Published in: African Journal of Marine Science
Volume 38, issue 4, 2016 , pages: 539–547
DOI: 10.2989/1814232X.2016.1249027
Author(s): WM PottsDepartment of Ichthyology and Fisheries Science, South Africa, RSJ BealeyDepartment of Ichthyology and Fisheries Science, South Africa, A-R ChildsDepartment of Ichthyology and Fisheries Science, South Africa


There is a growing need to incorporate biotic interactions, particularly those between predators and their prey, when predicting climate-driven shifts in marine fishes. Predators dependent on a narrow range of prey species should respond rapidly to shifts in the distribution of their prey, whereas those with broad trophic adaptability may respond to shifts in their prey by altering their diet. Small pelagic fishes are an extremely important component of the diet of many marine predators. However, their populations are expected to shift in distribution and fluctuate in abundance as the climate changes. We conducted a comparative study of the seasonal diet of adult Pomatomus saltatrix over two periods (June–December 2006 and 2012) and examined the available data on small pelagic fishes biomass in a global hotspot (the coastal region of southern Angola, southern Africa) to gain an understanding of the tropic adaptability of the species.
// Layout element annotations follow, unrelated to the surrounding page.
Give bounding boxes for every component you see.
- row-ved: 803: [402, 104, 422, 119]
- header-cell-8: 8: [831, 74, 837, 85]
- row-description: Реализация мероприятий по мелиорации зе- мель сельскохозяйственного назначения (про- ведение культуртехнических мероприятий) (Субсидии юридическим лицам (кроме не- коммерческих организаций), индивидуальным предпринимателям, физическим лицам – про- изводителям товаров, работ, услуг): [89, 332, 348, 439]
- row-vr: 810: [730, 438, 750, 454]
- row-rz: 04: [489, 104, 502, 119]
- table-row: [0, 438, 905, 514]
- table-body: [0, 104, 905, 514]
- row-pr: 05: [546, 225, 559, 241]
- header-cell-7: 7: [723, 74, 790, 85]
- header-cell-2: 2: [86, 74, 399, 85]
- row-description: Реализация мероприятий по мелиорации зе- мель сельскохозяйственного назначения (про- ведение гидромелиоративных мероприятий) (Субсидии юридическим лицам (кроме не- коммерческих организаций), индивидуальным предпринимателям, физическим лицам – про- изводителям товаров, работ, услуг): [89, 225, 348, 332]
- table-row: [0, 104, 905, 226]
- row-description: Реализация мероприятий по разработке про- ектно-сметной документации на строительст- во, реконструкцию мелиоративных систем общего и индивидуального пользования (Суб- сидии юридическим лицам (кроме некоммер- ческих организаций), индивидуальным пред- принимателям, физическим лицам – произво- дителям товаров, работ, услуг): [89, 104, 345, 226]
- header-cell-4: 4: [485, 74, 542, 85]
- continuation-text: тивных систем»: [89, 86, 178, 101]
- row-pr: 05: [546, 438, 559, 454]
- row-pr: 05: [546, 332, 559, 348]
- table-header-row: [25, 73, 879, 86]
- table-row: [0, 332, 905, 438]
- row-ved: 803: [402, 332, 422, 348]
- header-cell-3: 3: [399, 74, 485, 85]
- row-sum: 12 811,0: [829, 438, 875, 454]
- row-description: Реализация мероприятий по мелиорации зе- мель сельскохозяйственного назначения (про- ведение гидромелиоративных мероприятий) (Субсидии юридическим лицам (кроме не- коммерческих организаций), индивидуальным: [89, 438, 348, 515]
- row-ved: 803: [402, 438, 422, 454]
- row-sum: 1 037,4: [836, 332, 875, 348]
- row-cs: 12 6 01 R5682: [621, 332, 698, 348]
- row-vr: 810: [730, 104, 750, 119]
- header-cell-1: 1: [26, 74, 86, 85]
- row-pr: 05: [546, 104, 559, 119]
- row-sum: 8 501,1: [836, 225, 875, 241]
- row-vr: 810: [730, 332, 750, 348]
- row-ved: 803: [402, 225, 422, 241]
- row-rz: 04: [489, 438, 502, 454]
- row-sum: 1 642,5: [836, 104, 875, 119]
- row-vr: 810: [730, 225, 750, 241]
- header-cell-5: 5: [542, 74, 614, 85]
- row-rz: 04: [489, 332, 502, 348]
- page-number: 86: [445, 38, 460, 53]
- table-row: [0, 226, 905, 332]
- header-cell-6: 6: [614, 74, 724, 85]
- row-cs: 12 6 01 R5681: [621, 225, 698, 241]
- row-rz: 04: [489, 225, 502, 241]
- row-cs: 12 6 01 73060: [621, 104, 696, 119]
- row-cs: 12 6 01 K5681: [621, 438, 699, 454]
Despite a drop (630 000 t to 353 000 t) in the abundance of their dominant prey (Sardinella aurita) in the region, it remained the most important prey item during both study periods (Period 1 = 99.3% RI, Period 2 = 85.3% RI, where %RI is a ranking index of relative importance). However, the diet during Period 2 was supplemented with prey typically associated with the nearshore zone. The seasonal data showed that P. saltatrix were capable not only of switching their diet from S. aurita to other prey items, but also of switching their trophic habitat from the pelagic to the nearshore zone. These findings suggest that P. saltatrix will not necessarily co-migrate if there is a climate-driven shift in the distribution of small pelagic fishes (their dominant prey). Accordingly, understanding the trophic adaptability of predators is critical for understanding their response to the impacts of climate change.